Secular clubs have appeared in the big cities of the country, where they reflect on the political future of the country and where they aspire to reform society, to forge a new citizenship. If she has not made the partisan commitment, Maya Moallem has approached one of them.
Dollarized economy and black market
Today, Lebanon is more than ever synonymous with debacle, anarchy, chaos, waste, stagnation. With the cost of living continuing to explode, the daily lives of the vast majority of Lebanese are like an obstacle course, a nightmare. Power outages continue forever, up to ten hours a day.
Director of operations for an engineering company working in the field of technical systems and building fire protection, she manages projects for the German Siemens and the American Johnson Controls, especially in Ethiopia.
With his salary paid in dollars, he says he has a privilege when most of his countrymen live day to day, exhausting themselves trying to cover their basic needs.
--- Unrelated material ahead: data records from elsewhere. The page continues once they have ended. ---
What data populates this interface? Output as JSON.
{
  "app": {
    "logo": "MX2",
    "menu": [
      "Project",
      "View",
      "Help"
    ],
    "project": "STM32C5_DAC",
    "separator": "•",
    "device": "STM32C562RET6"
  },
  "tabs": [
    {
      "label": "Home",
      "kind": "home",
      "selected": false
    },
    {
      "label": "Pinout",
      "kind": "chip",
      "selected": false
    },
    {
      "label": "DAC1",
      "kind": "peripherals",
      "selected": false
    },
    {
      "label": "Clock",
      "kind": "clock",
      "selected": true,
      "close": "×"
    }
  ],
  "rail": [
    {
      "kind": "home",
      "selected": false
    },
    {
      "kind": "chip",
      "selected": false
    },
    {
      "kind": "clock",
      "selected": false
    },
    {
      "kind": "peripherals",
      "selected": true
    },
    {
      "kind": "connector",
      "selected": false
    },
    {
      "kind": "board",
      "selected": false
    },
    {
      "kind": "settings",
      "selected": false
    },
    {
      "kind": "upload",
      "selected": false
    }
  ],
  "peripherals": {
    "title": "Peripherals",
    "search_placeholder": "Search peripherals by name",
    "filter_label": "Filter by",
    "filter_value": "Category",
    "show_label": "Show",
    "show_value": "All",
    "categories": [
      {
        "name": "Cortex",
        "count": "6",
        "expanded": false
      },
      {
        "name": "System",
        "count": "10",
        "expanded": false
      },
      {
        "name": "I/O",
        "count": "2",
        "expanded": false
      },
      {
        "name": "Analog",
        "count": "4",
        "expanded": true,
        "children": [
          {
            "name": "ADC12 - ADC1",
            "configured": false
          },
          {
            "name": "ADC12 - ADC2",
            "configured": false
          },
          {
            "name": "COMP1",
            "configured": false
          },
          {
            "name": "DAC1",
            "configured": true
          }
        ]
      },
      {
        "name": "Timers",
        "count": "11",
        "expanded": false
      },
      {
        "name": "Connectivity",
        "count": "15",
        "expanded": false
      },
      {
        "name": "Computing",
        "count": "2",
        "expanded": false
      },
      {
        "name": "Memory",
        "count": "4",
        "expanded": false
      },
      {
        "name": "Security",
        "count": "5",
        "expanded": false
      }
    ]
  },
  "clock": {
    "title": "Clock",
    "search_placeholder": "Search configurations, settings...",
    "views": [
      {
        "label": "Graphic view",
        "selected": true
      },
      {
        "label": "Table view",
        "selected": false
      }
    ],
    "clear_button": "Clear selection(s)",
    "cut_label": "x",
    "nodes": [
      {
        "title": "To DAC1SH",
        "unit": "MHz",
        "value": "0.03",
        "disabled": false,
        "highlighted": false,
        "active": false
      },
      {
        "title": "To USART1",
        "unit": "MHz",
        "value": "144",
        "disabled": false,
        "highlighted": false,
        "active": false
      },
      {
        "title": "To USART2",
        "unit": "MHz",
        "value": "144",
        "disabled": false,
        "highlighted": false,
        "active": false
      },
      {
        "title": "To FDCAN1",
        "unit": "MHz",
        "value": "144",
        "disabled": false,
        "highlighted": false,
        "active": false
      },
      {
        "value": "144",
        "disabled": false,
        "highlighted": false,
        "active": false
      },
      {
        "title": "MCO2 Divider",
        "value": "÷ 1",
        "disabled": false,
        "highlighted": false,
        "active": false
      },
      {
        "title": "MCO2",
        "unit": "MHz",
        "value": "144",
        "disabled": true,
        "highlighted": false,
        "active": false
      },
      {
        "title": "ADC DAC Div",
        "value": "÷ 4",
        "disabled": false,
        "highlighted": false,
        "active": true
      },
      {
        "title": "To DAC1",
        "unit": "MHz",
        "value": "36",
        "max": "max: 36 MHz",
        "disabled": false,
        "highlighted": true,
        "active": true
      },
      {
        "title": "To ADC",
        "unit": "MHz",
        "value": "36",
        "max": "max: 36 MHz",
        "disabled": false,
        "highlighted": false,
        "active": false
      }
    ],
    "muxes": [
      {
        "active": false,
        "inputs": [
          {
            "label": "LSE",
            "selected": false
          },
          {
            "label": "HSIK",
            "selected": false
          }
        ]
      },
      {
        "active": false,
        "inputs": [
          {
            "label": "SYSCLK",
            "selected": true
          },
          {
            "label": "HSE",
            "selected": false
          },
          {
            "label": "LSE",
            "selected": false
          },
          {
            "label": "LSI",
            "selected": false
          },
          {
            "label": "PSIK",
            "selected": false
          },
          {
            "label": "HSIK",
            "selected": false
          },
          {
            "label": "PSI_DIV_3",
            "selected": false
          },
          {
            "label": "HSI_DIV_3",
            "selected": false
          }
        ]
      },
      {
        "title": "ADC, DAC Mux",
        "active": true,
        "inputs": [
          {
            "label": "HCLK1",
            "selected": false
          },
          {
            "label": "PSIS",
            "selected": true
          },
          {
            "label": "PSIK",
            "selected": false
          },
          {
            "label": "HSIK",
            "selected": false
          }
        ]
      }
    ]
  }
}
The Lebanese economy has been dollarized: “One dollar is equivalent to 8,000 Lebanese pounds at the official exchange rate; on the black market, it is 25 to 26,000 pounds. »
“We are no longer invited to the home of others”
He still had to change his habits. “Before, I was addicted to shopping, I traveled twice a quarter, to Istanbul, to Dubai. Everything is in the past. From now on, we buy what we need, no more, no less. »
Lebanese hospitality and the sense of celebration have suffered terribly. “For economic reasons, we no longer invite each other. During Ramadan (Editor’s note: ended 1er May), there are no more big tables, social life is restricted. In the past, there was always a festival in one city on the weekend. Not anymore. No one is happy in Lebanon today. »
“I can’t escape Lebanon”
Maya Moallem, who does yo-yo between spleen and hope, has given up going abroad. “Family, emotionally, I can’t escape Lebanon. Even depressed, I don’t think I’ll be happy anywhere else. My whole life, social, friendly, is here. The solution for my country necessarily goes through politics, but “I’m not dreaming of an independent Lebanon, free of foreign influences, of Iran with Hezbollah, of Saudi Arabia, of the United States. I still want to believe that the elections can bring something positive.”